Interleukin 10 protects primary melanocyte by activation of Stat-3 and PI3K/Akt/NF-κB signaling pathways

- IL-10 had no direct effect on human primary melanocyte.
- IL-10 stimulation activated the JAK/Stat-3 and PI3K/Akt signaling pathways.
- IL-10 treatment caused increase translocation of p65 into nuclear compartment.
- IL-10 treatment up-regulated expression of Bcl-2 and Bcl-xL.
- IL-10 blocked cytochrome c release in H2O2-induced apoptosis.
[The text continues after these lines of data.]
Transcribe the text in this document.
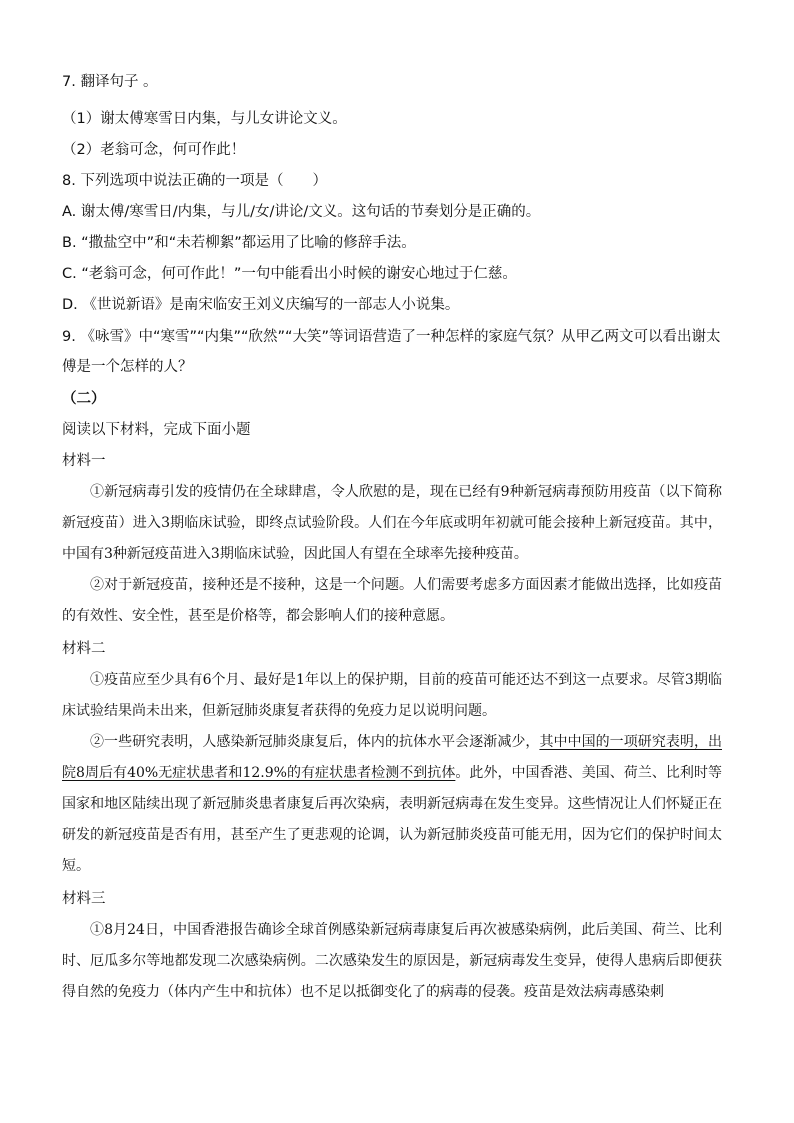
7. 翻译句子 。
（1）谢太傅寒雪日内集，与儿女讲论文义。
（2）老翁可念，何可作此！
8. 下列选项中说法正确的一项是（　　）
A. 谢太傅/寒雪日/内集，与儿/女/讲论/文义。这句话的节奏划分是正确的。
B. “撒盐空中”和“未若柳絮”都运用了比喻的修辞手法。
C. “老翁可念，何可作此！”一句中能看出小时候的谢安心地过于仁慈。
D. 《世说新语》是南宋临安王刘义庆编写的一部志人小说集。
9. 《咏雪》中“寒雪”“内集”“欣然”“大笑”等词语营造了一种怎样的家庭气氛？从甲乙两文可以看出谢太傅是一个怎样的人？
（二）
阅读以下材料，完成下面小题
材料一
①新冠病毒引发的疫情仍在全球肆虐，令人欣慰的是，现在已经有9种新冠病毒预防用疫苗（以下简称新冠疫苗）进入3期临床试验，即终点试验阶段。人们在今年底或明年初就可能会接种上新冠疫苗。其中，中国有3种新冠疫苗进入3期临床试验，因此国人有望在全球率先接种疫苗。
②对于新冠疫苗，接种还是不接种，这是一个问题。人们需要考虑多方面因素才能做出选择，比如疫苗的有效性、安全性，甚至是价格等，都会影响人们的接种意愿。
材料二
①疫苗应至少具有6个月、最好是1年以上的保护期，目前的疫苗可能还达不到这一点要求。尽管3期临床试验结果尚未出来，但新冠肺炎康复者获得的免疫力足以说明问题。
②一些研究表明，人感染新冠肺炎康复后，体内的抗体水平会逐渐减少，其中中国的一项研究表明，出院8周后有40%无症状患者和12.9%的有症状患者检测不到抗体。此外，中国香港、美国、荷兰、比利时等国家和地区陆续出现了新冠肺炎患者康复后再次染病，表明新冠病毒在发生变异。这些情况让人们怀疑正在研发的新冠疫苗是否有用，甚至产生了更悲观的论调，认为新冠肺炎疫苗可能无用，因为它们的保护时间太短。
材料三
①8月24日，中国香港报告确诊全球首例感染新冠病毒康复后再次被感染病例，此后美国、荷兰、比利时、厄瓜多尔等地都发现二次感染病例。二次感染发生的原因是，新冠病毒发生变异，使得人患病后即便获得自然的免疫力（体内产生中和抗体）也不足以抵御变化了的病毒的侵袭。疫苗是效法病毒感染刺
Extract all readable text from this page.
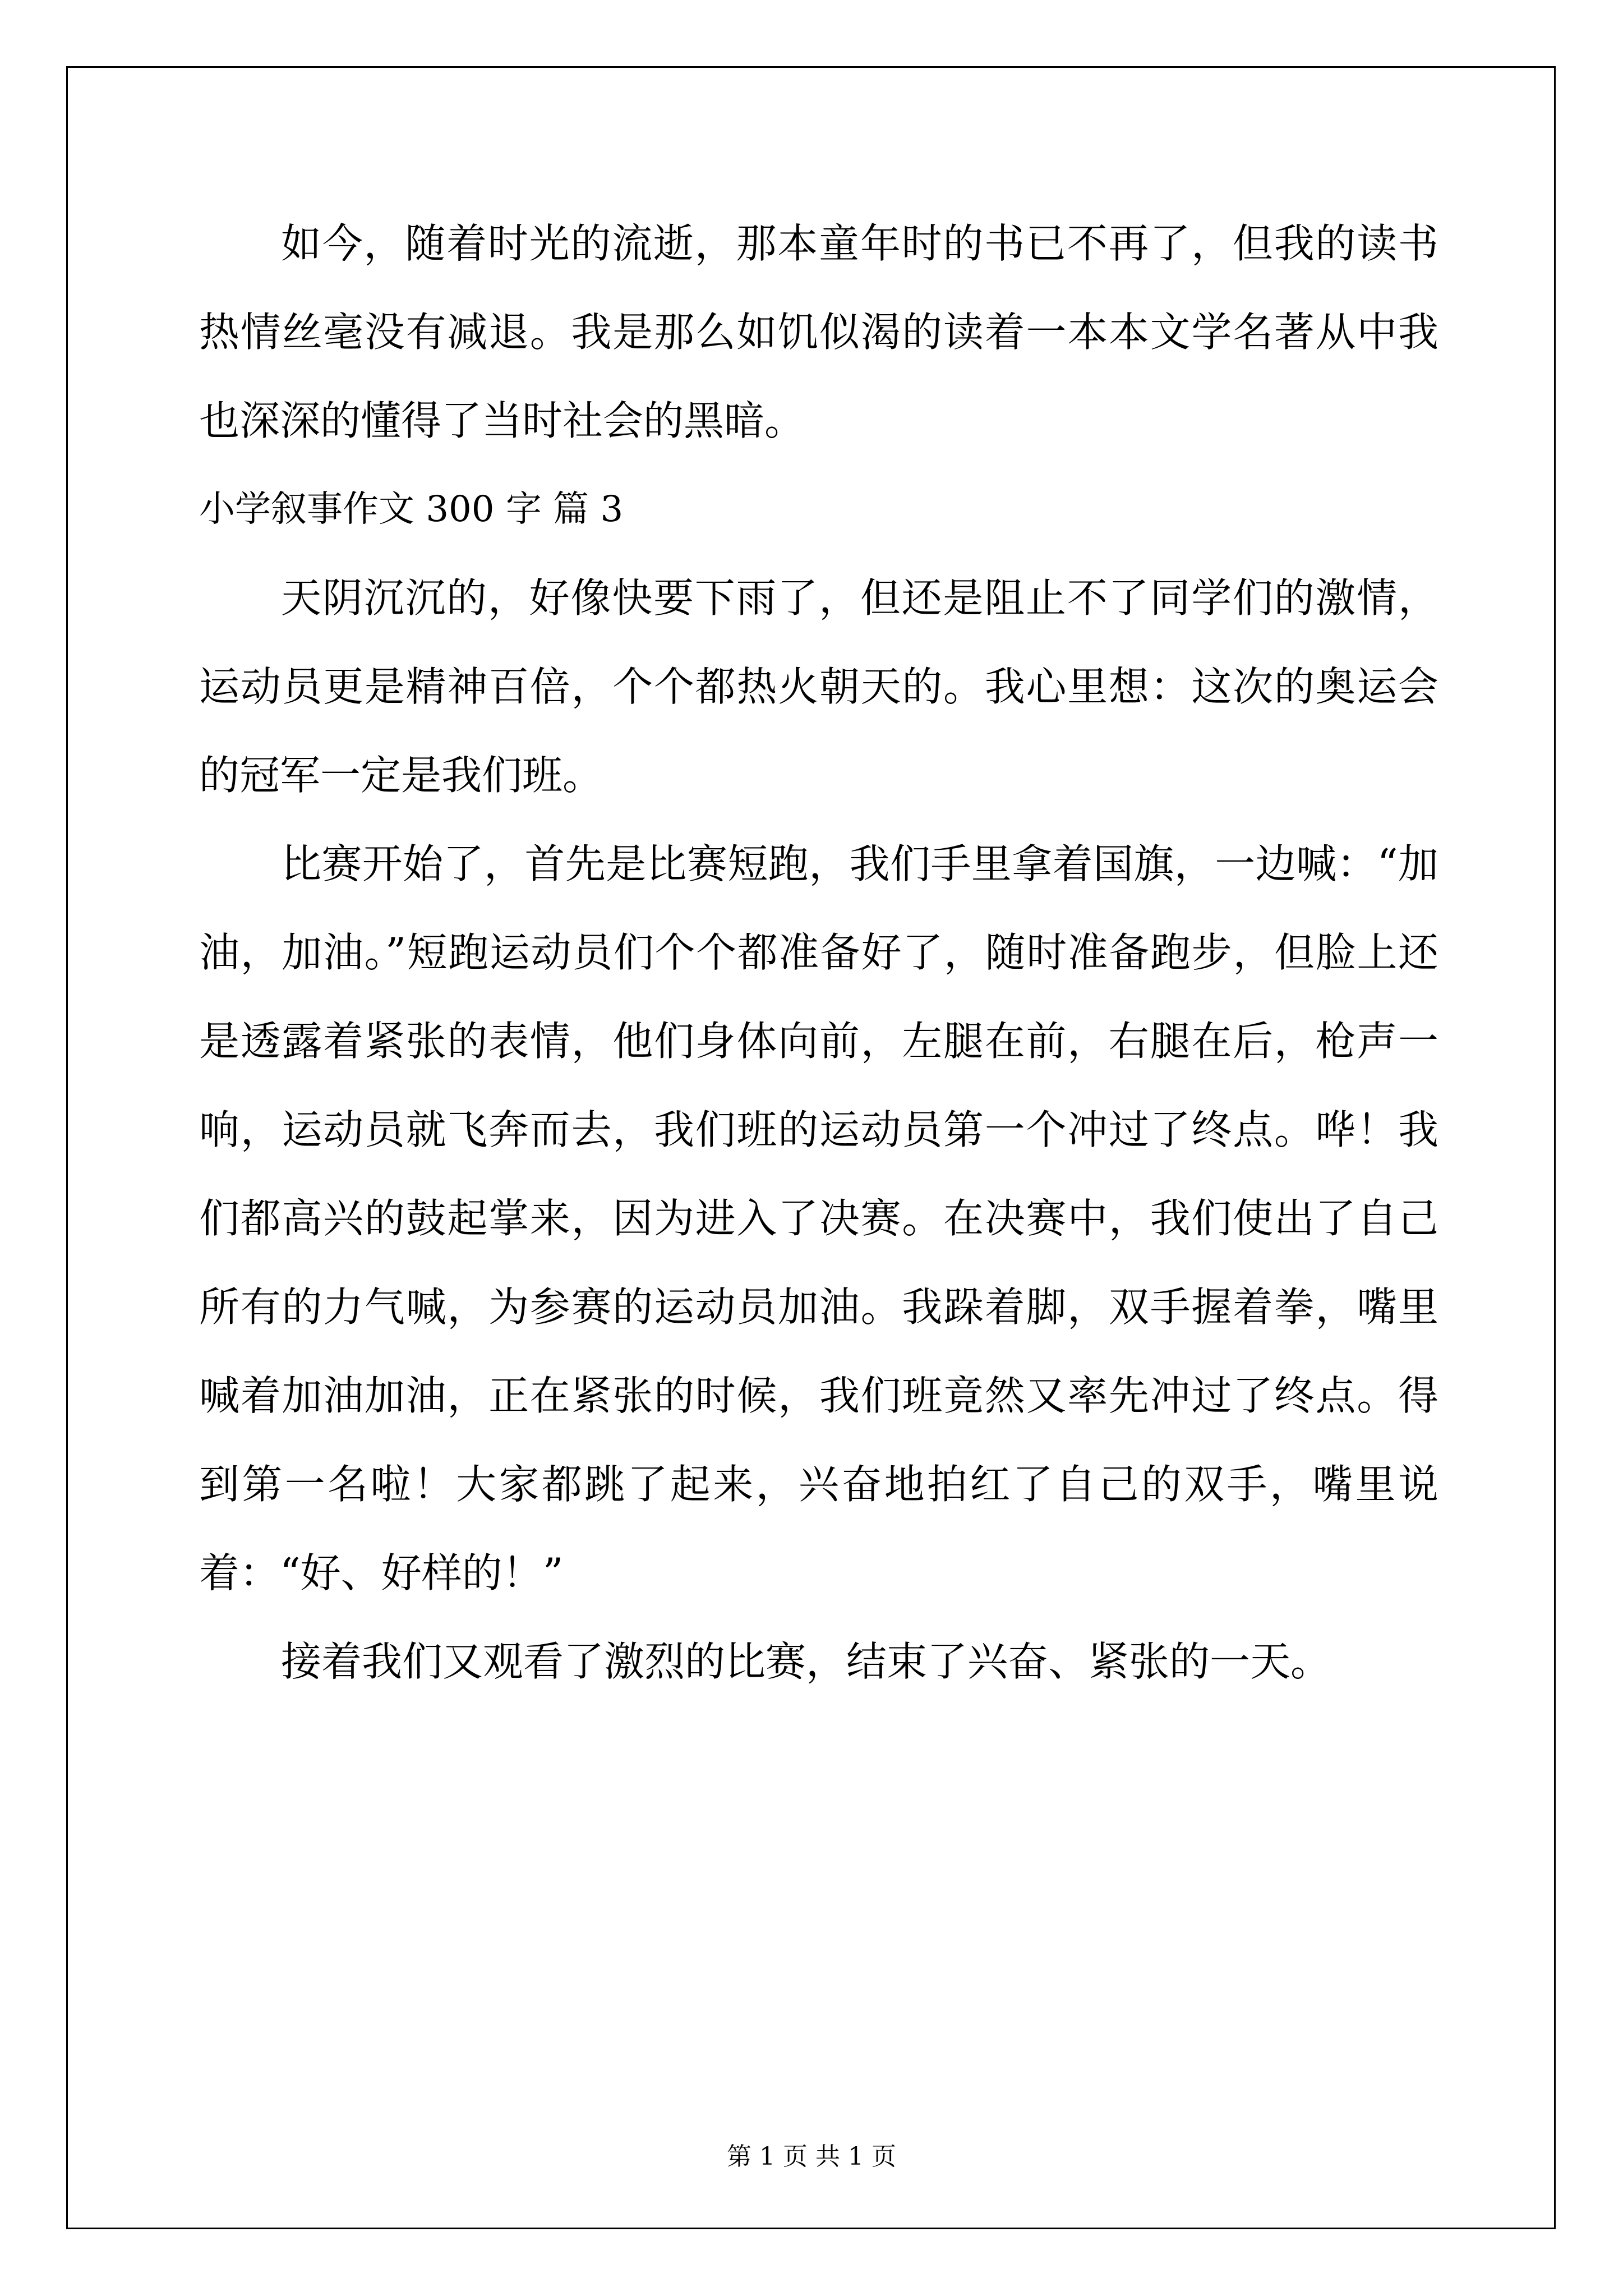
如今，随着时光的流逝，那本童年时的书已不再了，但我的读书热情丝毫没有减退。我是那么如饥似渴的读着一本本文学名著从中我也深深的懂得了当时社会的黑暗。

小学叙事作文 300 字 篇 3

天阴沉沉的，好像快要下雨了，但还是阻止不了同学们的激情，运动员更是精神百倍，个个都热火朝天的。我心里想：这次的奥运会的冠军一定是我们班。

比赛开始了，首先是比赛短跑，我们手里拿着国旗，一边喊：“加油，加油。”短跑运动员们个个都准备好了，随时准备跑步，但脸上还是透露着紧张的表情，他们身体向前，左腿在前，右腿在后，枪声一响，运动员就飞奔而去，我们班的运动员第一个冲过了终点。哗！我们都高兴的鼓起掌来，因为进入了决赛。在决赛中，我们使出了自己所有的力气喊，为参赛的运动员加油。我跺着脚，双手握着拳，嘴里喊着加油加油，正在紧张的时候，我们班竟然又率先冲过了终点。得到第一名啦！大家都跳了起来，兴奋地拍红了自己的双手，嘴里说着：“好、好样的！”

接着我们又观看了激烈的比赛，结束了兴奋、紧张的一天。

第 1 页 共 1 页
Vitiligo is a common melanocytopenic disorder of the skin, with acquired focal depigmentation. Normal human skin relies on melanocytes to provide photoprotection and thermoregulation by producing melanin. Interleukin 10 (IL-10) is a pleiotropic immunoregulatory cytokine drawing more and more researchers' attention. The present study was conducted to investigate the effects of IL-10 on melanocytes and elucidate the underlying mechanisms. We proved that IL-10 play no role in regulating melanogenesis of normal human foreskin-derived epidermal melanocytes (NHEM). IL-10 stimulation activated the JAK/Stat-3 and PI3K/Akt signaling pathways. Moreover, IL-10 treatment increased translocation of p65 NF-κB into the nuclear compartment, and up-regulated expression of the pro-survival proteins Bcl-2 and Bcl-xL. IL-10 restored anti-apoptotic proteins expression and suppressed cytochrome c release in H2O2-induced apoptosis. In conclusion, IL-10 may provide pro-survival cues to melanocytes and be applied in the treatment of vitiligo and other depigmenting disorders.